«Cinémas du réel»

Caméra-stylo, programme n°51 |

1926: le cinéaste et théoricien anglais John Grierson fait pour la première fois usage du terme «documentaire» dans son acception actuelle. 1995: l’industrie américaine reconnaît le genre en créant une catégorie spéciale pour les nominations aux Oscars. Entre ces deux dates fondatrices a eu lieu un formidable débat, souvent polémique, pour tenter de définir le cinéma documentaire et ce, à coups de grandes envolées parfois franchement utopiques.

Une attitude morale

Au jour d’aujourd’hui, les vrais cinéastes œuvrant dans le genre sont moins dupes d’eux-mêmes et ont presque tous renoncé à montrer la réalité «toute nue»; pour la plupart d’entre eux, faire un film documentaire consiste surtout à montrer les limites du cinéma dans ses prétentions à dévoiler la vérité. Conscient de délivrer un point de vue sur le réel (plutôt que le réel lui-même) par le biais des images et des sons, ils méditent et mettent en question cette immense responsabilité — tourner un documentaire, a écrit Godard, c’est adopter «une attitude morale».

A l’heure actuelle, cette responsabilité devient presque écrasante: l’avènement de l’ère audiovisuelle, flanquée de sa fameuse information instantanée (qui constitue une dangereuse fumisterie), charrie un flux d’images qui ne procèdent guère d’une «attitude morale» et dont la conception ne fait plus débat.
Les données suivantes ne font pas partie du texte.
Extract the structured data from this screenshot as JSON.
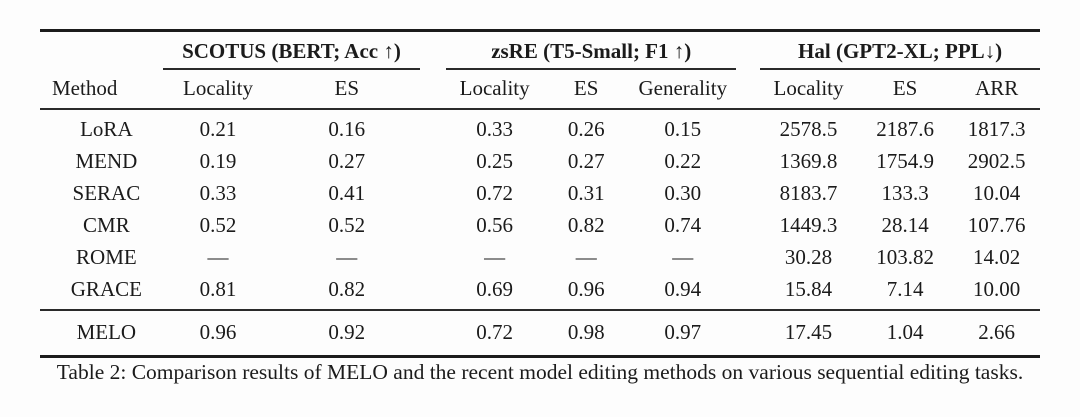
{
  "table": {
    "method_header": "Method",
    "groups": [
      {
        "label": "SCOTUS (BERT; Acc ↑)",
        "columns": [
          "Locality",
          "ES"
        ]
      },
      {
        "label": "zsRE (T5-Small; F1 ↑)",
        "columns": [
          "Locality",
          "ES",
          "Generality"
        ]
      },
      {
        "label": "Hal (GPT2-XL; PPL↓)",
        "columns": [
          "Locality",
          "ES",
          "ARR"
        ]
      }
    ],
    "rows": [
      {
        "method": "LoRA",
        "values": [
          "0.21",
          "0.16",
          "0.33",
          "0.26",
          "0.15",
          "2578.5",
          "2187.6",
          "1817.3"
        ],
        "bold": []
      },
      {
        "method": "MEND",
        "values": [
          "0.19",
          "0.27",
          "0.25",
          "0.27",
          "0.22",
          "1369.8",
          "1754.9",
          "2902.5"
        ],
        "bold": []
      },
      {
        "method": "SERAC",
        "values": [
          "0.33",
          "0.41",
          "0.72",
          "0.31",
          "0.30",
          "8183.7",
          "133.3",
          "10.04"
        ],
        "bold": []
      },
      {
        "method": "CMR",
        "values": [
          "0.52",
          "0.52",
          "0.56",
          "0.82",
          "0.74",
          "1449.3",
          "28.14",
          "107.76"
        ],
        "bold": []
      },
      {
        "method": "ROME",
        "values": [
          "—",
          "—",
          "—",
          "—",
          "—",
          "30.28",
          "103.82",
          "14.02"
        ],
        "bold": []
      },
      {
        "method": "GRACE",
        "values": [
          "0.81",
          "0.82",
          "0.69",
          "0.96",
          "0.94",
          "15.84",
          "7.14",
          "10.00"
        ],
        "bold": [
          5
        ]
      }
    ],
    "highlight_row": {
      "method": "MELO",
      "values": [
        "0.96",
        "0.92",
        "0.72",
        "0.98",
        "0.97",
        "17.45",
        "1.04",
        "2.66"
      ],
      "bold": [
        0,
        1,
        2,
        3,
        4,
        6,
        7
      ]
    }
  },
  "caption": "Table 2: Comparison results of MELO and the recent model editing methods on various sequential editing tasks."
}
Beauté, rigueur, émotion et honnêteté intellectuelle menacent d’être emportés par ce maelström cathodique que personne, dans l’Institution Télévision, ne semble être en mesure de contrôler.
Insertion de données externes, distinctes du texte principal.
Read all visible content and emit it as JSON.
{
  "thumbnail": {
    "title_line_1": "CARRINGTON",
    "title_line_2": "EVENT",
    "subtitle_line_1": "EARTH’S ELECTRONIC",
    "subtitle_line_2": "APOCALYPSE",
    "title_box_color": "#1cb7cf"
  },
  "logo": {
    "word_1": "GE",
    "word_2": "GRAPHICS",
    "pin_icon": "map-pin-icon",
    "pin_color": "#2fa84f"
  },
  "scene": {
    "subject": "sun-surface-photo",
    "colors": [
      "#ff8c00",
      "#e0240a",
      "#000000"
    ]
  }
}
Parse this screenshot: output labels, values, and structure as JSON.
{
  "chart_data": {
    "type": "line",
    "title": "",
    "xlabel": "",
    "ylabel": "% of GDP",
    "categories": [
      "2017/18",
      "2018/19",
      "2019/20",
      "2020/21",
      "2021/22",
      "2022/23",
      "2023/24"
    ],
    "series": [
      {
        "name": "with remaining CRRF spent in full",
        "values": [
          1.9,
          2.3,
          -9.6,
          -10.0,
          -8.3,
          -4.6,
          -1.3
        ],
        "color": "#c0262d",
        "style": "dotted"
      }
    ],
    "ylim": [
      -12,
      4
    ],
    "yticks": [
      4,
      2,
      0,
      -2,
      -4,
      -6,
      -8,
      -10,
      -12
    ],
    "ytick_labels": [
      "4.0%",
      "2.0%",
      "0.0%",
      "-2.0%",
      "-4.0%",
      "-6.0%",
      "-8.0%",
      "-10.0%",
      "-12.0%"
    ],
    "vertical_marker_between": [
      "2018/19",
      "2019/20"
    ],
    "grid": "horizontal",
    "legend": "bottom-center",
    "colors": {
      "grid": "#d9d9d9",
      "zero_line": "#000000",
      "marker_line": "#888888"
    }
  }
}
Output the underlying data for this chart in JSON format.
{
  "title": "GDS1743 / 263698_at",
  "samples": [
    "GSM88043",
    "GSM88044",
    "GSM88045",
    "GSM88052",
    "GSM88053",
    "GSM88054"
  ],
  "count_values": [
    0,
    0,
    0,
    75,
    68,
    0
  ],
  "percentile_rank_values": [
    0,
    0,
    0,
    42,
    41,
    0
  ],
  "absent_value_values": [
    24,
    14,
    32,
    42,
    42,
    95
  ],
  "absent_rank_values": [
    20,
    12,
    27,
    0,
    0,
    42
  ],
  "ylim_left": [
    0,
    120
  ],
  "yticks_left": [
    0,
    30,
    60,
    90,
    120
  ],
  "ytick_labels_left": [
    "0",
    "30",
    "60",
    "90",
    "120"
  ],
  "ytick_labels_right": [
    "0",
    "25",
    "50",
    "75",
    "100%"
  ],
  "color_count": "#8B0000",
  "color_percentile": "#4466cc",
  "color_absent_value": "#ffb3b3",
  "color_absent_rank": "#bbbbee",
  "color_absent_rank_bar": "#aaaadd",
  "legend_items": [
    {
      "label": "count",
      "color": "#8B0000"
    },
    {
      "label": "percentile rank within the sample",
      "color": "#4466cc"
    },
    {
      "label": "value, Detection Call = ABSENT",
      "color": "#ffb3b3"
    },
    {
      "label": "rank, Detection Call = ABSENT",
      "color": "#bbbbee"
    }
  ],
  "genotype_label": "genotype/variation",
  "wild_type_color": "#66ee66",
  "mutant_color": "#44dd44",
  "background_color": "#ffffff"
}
Le documentaire de création

Bien qu’ils soient désormais le plus souvent produits par cette même Télévision, les vrais cinéastes documentaires s’efforcent de se démarquer de cette régression catastrophique en faisant valoir leur différence qui est le produit, comme nous l’avons constaté plus haut, de près de «septante ans d’intelligence» — d’où l’apparition en France de la notion quasi officielle de «documentaire de création». Pratiquant l’art de la distance, de l’humilité, de l’écoute, de la mémoire, de l’auto-réflexion, les vrais cinéastes documentaires sont devenus malgré eux des activistes politiques, dans le sens où ils s’opposent forcément à la culture audiovisuelle dominante en cultivant ce type de «valeurs» cinématographiques.
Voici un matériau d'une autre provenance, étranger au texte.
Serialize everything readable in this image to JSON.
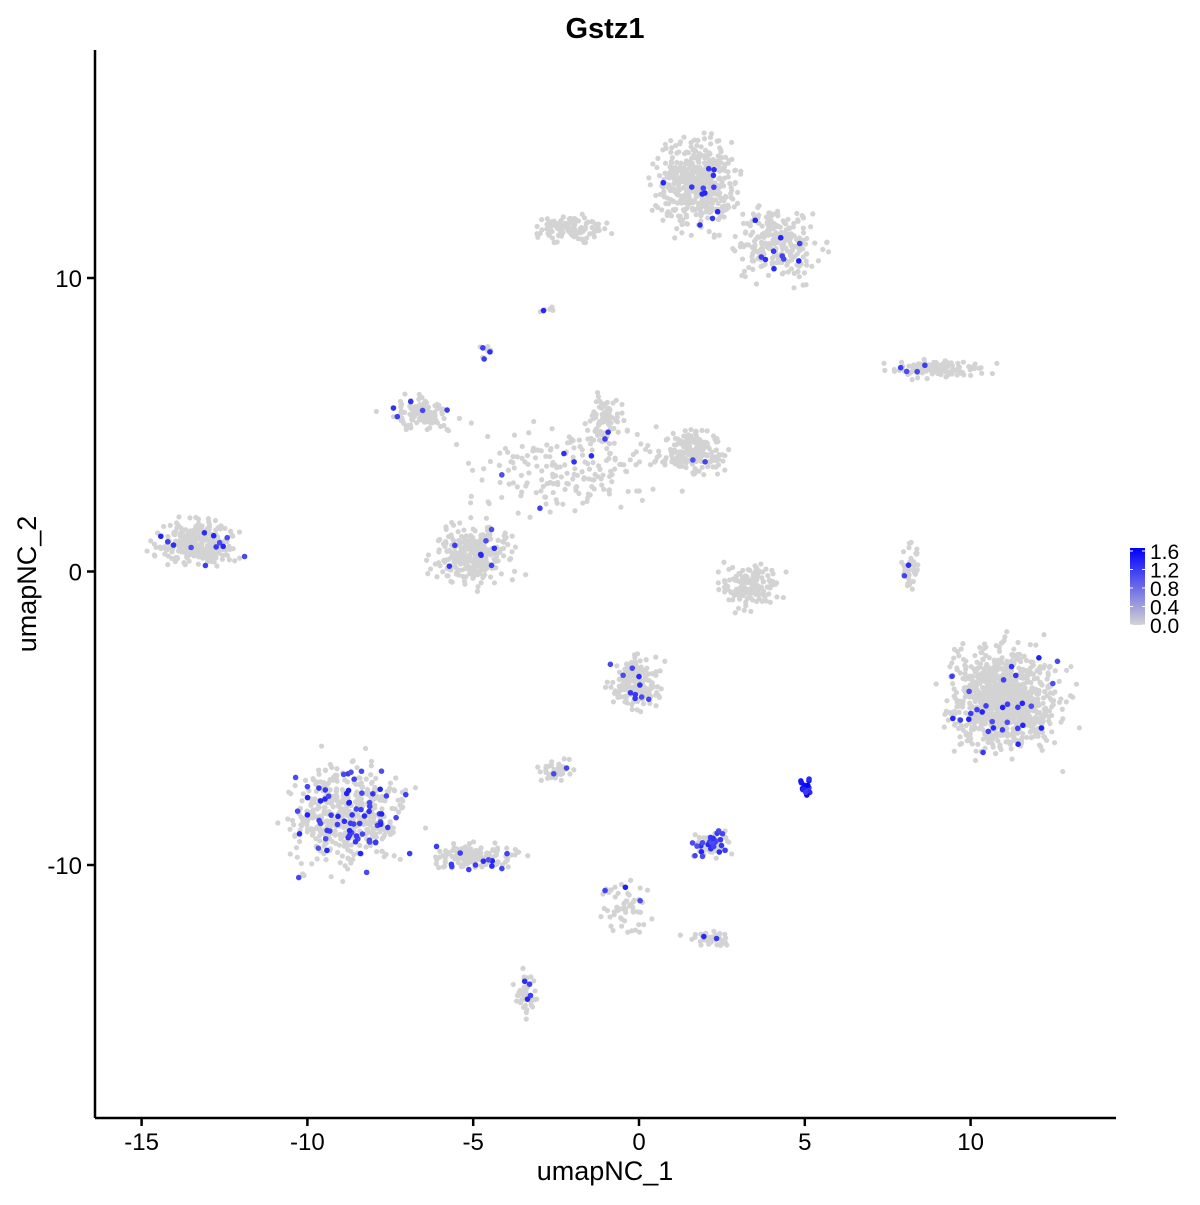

Très loin de l’antédiluvienne distinction entre documentaire et fiction (reprise et ânonnée par la télé pour mieux tromper son public), les activistes des cinémas du réel déjouent de plus en plus ce faux problème (est-ce faux, est-ce vrai?) en s’attachant à décrire le regard que portent sur le monde des personnes existantes — le documentaire devenant dès lors un moyen de rendre compte de la «vérité» de nos productions imaginaires.

A la place de l’autre

Passion Cinéma se fait donc l’écho de cette évolution en présentant une sélection passionnante de documentaires inédits qui, tous ou presque, s’effacent devant le regard ou l’imaginaire d’une autre personne: l’artiste Niki de Saint-Phalle, le poète sud-africain Breyten Breitenbach, le dessinateur américain Crumb, l’agitateur Markus Jura Suisse, un guérisseur, des musiciens juifs ou un petit entrepreneur en mets pré-cuisinés…

En accordant à ces personnes existantes la durée long-métrage et la plénitude du grand écran, les vrais cinéastes documentaires raniment alors une vertu cinématographique oubliée par les as du tout audiovisuel: l’empathie ou, autrement dit, la faculté de se mettre à la place de l’autre, d’éprouver et de ressentir au plus profond la différence qui nous unit.